What is Natural Language Processing?
As we briefly covered in our articles on Speech To Text and Text To Speech technology, Natural Language Processing (NLP) is when software is designed to understand and also replicate human language, with huge benefits to how we live and work.
From a technical perspective, NLP uses artificial intelligence (AI) to capture data either by recording human speech or scanning a document. It then converts this information to machine language and applies algorithms to extract the meaning associated with each sentence. It can interpret the unstructured data, draw insights from it and convert it into structured data.
Combining the fields of computer science and linguistics (among others), NLP can be incredibly complex, as the process of breaking human languages down into units that a computer can understand is far more challenging than we may realise. The software that can comprehend and then respond to human-input text has to be highly sophisticated, but the software that can successfully listen to speech and then respond aloud is even more so.
Our writing presents ample difficulties for a computer to tackle; some languages feature highly varied grammatical structures, while slang terms constantly cycle in and out of our vocabulary… Add in the need to recognise spelling errors, and you’ll get an idea of how much of a challenge developing text-based NLP software has been. The words we say aloud are also affected by the speed and accent of the speaker, and homophones add yet more complexity into the mix too; consider how “I”, “eye” and “aye” all sound the same.
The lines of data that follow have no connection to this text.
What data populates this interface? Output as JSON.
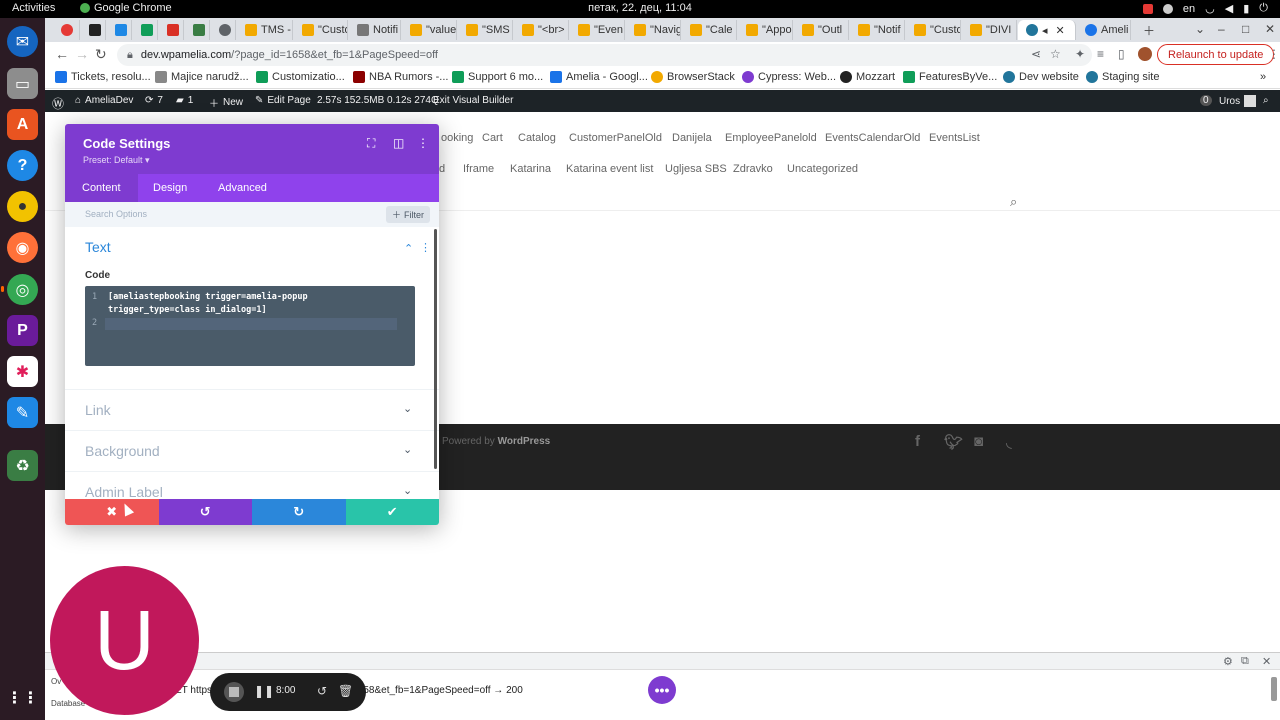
{
  "gnome": {
    "activities": "Activities",
    "app_name": "Google Chrome",
    "clock": "петак, 22. дец, 11:04",
    "lang": "en"
  },
  "tabs": [
    {
      "label": "",
      "color": "#e53935"
    },
    {
      "label": "",
      "color": "#222222"
    },
    {
      "label": "",
      "color": "#1e88e5"
    },
    {
      "label": "",
      "color": "#0f9d58"
    },
    {
      "label": "",
      "color": "#d93025"
    },
    {
      "label": "",
      "color": "#3a7d44"
    },
    {
      "label": "",
      "color": "#5f6368"
    },
    {
      "label": "TMS -",
      "color": "#f2a900"
    },
    {
      "label": "\"Custo",
      "color": "#f2a900"
    },
    {
      "label": "Notifi",
      "color": "#777777"
    },
    {
      "label": "\"value",
      "color": "#f2a900"
    },
    {
      "label": "\"SMS",
      "color": "#f2a900"
    },
    {
      "label": "\"<br>",
      "color": "#f2a900"
    },
    {
      "label": "\"Even",
      "color": "#f2a900"
    },
    {
      "label": "\"Navig",
      "color": "#f2a900"
    },
    {
      "label": "\"Cale",
      "color": "#f2a900"
    },
    {
      "label": "\"Appo",
      "color": "#f2a900"
    },
    {
      "label": "\"Outl",
      "color": "#f2a900"
    },
    {
      "label": "\"Notif",
      "color": "#f2a900"
    },
    {
      "label": "\"Custo",
      "color": "#f2a900"
    },
    {
      "label": "\"DIVI",
      "color": "#f2a900"
    },
    {
      "label": "",
      "color": "#21759b"
    },
    {
      "label": "Ameli",
      "color": "#1a73e8"
    }
  ],
  "toolbar": {
    "url_host": "dev.wpamelia.com",
    "url_path": "/?page_id=1658&et_fb=1&PageSpeed=off",
    "relaunch": "Relaunch to update"
  },
  "bookmarks": [
    {
      "label": "Tickets, resolu...",
      "color": "#1a73e8"
    },
    {
      "label": "Majice narudž...",
      "color": "#888888"
    },
    {
      "label": "Customizatio...",
      "color": "#0f9d58"
    },
    {
      "label": "NBA Rumors -...",
      "color": "#8b0000"
    },
    {
      "label": "Support 6 mo...",
      "color": "#0f9d58"
    },
    {
      "label": "Amelia - Googl...",
      "color": "#1a73e8"
    },
    {
      "label": "BrowserStack",
      "color": "#f2a900"
    },
    {
      "label": "Cypress: Web...",
      "color": "#7e3bd0"
    },
    {
      "label": "Mozzart",
      "color": "#222222"
    },
    {
      "label": "FeaturesByVe...",
      "color": "#0f9d58"
    },
    {
      "label": "Dev website",
      "color": "#21759b"
    },
    {
      "label": "Staging site",
      "color": "#21759b"
    }
  ],
  "wpbar": {
    "site": "AmeliaDev",
    "updates": "7",
    "comments": "1",
    "new": "New",
    "edit": "Edit Page",
    "stats": "2.57s  152.5MB  0.12s  274Q",
    "exit": "Exit Visual Builder",
    "notif": "0",
    "user": "Uros"
  },
  "menu": {
    "row1": [
      "ooking",
      "Cart",
      "Catalog",
      "CustomerPanelOld",
      "Danijela",
      "EmployeePanelold",
      "EventsCalendarOld",
      "EventsList"
    ],
    "row2": [
      "d",
      "Iframe",
      "Katarina",
      "Katarina event list",
      "Ugljesa SBS",
      "Zdravko",
      "Uncategorized"
    ]
  },
  "footer": {
    "credit_prefix": "Powered by",
    "credit_brand": "WordPress",
    "social": [
      "f",
      "t",
      "o",
      "rss"
    ]
  },
  "modal": {
    "title": "Code Settings",
    "preset": "Preset: Default ▾",
    "tabs": [
      "Content",
      "Design",
      "Advanced"
    ],
    "search_placeholder": "Search Options",
    "filter": "Filter",
    "section_text": "Text",
    "code_label": "Code",
    "code_line_numbers": [
      "1",
      "2"
    ],
    "code_line1": "[ameliastepbooking trigger=amelia-popup",
    "code_line1_wrap": "trigger_type=class in_dialog=1]",
    "sections": [
      "Link",
      "Background",
      "Admin Label"
    ],
    "footer_buttons": [
      {
        "name": "discard",
        "symbol": "✖",
        "color": "#ef5555"
      },
      {
        "name": "undo",
        "symbol": "↺",
        "color": "#7e3bd0"
      },
      {
        "name": "redo",
        "symbol": "↻",
        "color": "#2b87da"
      },
      {
        "name": "save",
        "symbol": "✔",
        "color": "#29c4a9"
      }
    ],
    "colors": {
      "header": "#7e3bd0",
      "tabs": "#8f42ec",
      "accent": "#2b87da"
    }
  },
  "devtools": {
    "log": "ET https://dev.wpamelia.com/?page_id=1658&et_fb=1&PageSpeed=off → 200",
    "side": [
      "Ov",
      "Database"
    ]
  },
  "recorder": {
    "avatar_letter": "U",
    "time": "8:00"
  }
}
What can Natural Language Processing do?
NLP is a broad field, so its applications are hugely varied too. As well as dictation services and accessibility software, you’ll find NLP playing a role in online support services (including sites that pop up with a chatbot upon opening), voice assistants such as Alexa, Siri and the Google Assistant, along with autocorrect, predictive text, email spam filters and “related word” options in search engines.
Natural Language Processing in Healthcare
NLP’s potential in healthcare is especially exciting, as it is being used to create technology that will bring safety, accuracy and wellbeing to staff and patients alike. Applications include:
- Giving medical professionals access to key information hands-free through Text To Speech software
- Dictation services being used to take on the huge responsibility of medical notes
- Chatbot style tech can be used to triage patients at any stage deemed necessary
- NLP can identify key concepts or phrases in academic journals or clinical notes to summarise large quantities of data, ensuring health professionals have accurate and up-to-date information at hand
- Translating unstructured text into structured fields within electronic health records can improve clinical data integrity
- Predicting and identifying medical risks such as post-surgery complications, psychosis in schizophrenic patients, cancer and cirrhosis by processing and analysing patient records, medical history and clinical notes
Reduced wait times, more patient contact hours, improved medical outcomes and easier workloads can stem from the technology that Natural Language Processing is being used for… It’s sure to play a role in creating cohesive, effective and truly supportive experiences in the future of healthcare.